The honest limitations

Speaker diarization is Whisper’s weak spot. Vanilla Whisper produces one undifferentiated stream of text — no “Speaker 1 / Speaker 2” labels. Otter does this natively and it’s genuinely their best feature. Workarounds exist: MacWhisper Pro’s diarization is decent for two or three clearly distinct voices, and the open-source WhisperX project adds proper diarization via pyannote, but it’s a Python-environment project rather than a one-liner. For multi-speaker interviews where attribution is critical, this is the one scenario where I’d still consider a paid service.

No live meeting bot. Otter joins your Zoom calls and transcribes in real time. Local Whisper transcribes recordings after the fact. My fix: record the meeting (with consent — say it out loud, every time), then transcribe the file two minutes after the call ends. For me the delay costs nothing; for someone who needs live captions, it’s a real difference.

Hallucinations on silence. Whisper occasionally invents phantom sentences during long silent stretches. The --no-speech-thold flag mitigates it, and trimming dead air with ffmpeg first helps too. Worth knowing so a hallucinated sentence never makes it into meeting minutes unreviewed.

The full private workflow: meeting → transcript → summary

Here’s the pipeline that replaced my subscription, end to end on-device:

#!/bin/zsh
# transcribe-and-summarize.sh — usage: ./tas.sh recording.m4a
ffmpeg -i "$1" -ar 16000 -ac 1 -c:a pcm_s16le /tmp/audio.wav -y
whisper-cli -m ~/whisper-models/ggml-large-v3-turbo.bin \
  -f /tmp/audio.wav -otxt -of /tmp/transcript
ollama run qwen2.5:32b "Summarize this meeting transcript into: \
1) key decisions, 2) action items with owners, 3) open questions. \
$(cat /tmp/transcript.txt)" > "${1%.*}-summary.md"

One command: audio in, Markdown minutes out. The transcript feeds a local LLM (see day one of this series for the Ollama setup), so even the summarization never touches a server. Total marginal cost: zero. Total time for a one-hour meeting: about six minutes, unattended.

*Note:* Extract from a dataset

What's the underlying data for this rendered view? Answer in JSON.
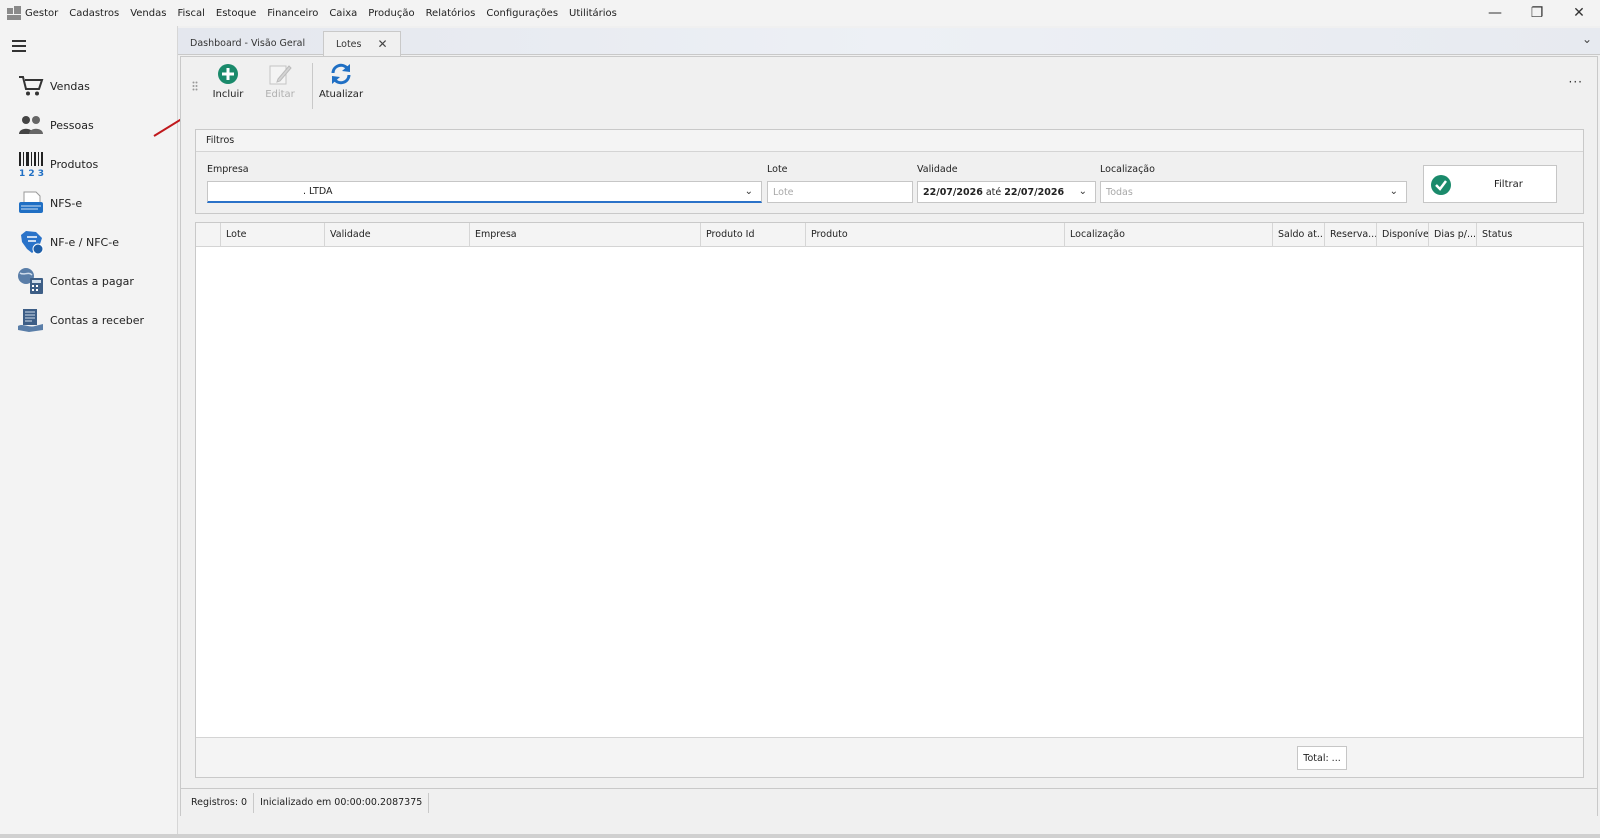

I record voice memos on walks, too, and transcribe them into my notes. The system’s only failure mode so far has been entirely analog: Mochi, my British lilac, has decided the warm spot behind the Mac Studio’s exhaust vent is hers, and a transcription run makes it warmer. One memo ends with ninety seconds of purring, which Whisper — correctly, if uselessly — declined to transcribe.

Fifteen-minute setup checklist

  1. (2 min) Decide your path: CLI (free, scriptable) or MacWhisper (GUI, one-time purchase for Pro).
  2. (5 min) CLI: brew install whisper-cpp ffmpeg, download large-v3-turbo. GUI: download MacWhisper, let it fetch a model.
  3. (3 min) Test on any voice memo. Check the timestamps and technical vocabulary.
  4. (5 min) Wire up the summarize step with Ollama if you run local models.

Then do the satisfying part: open your transcription service’s billing page and hit cancel. Your Mac was the better transcription machine all along — it just never advertised.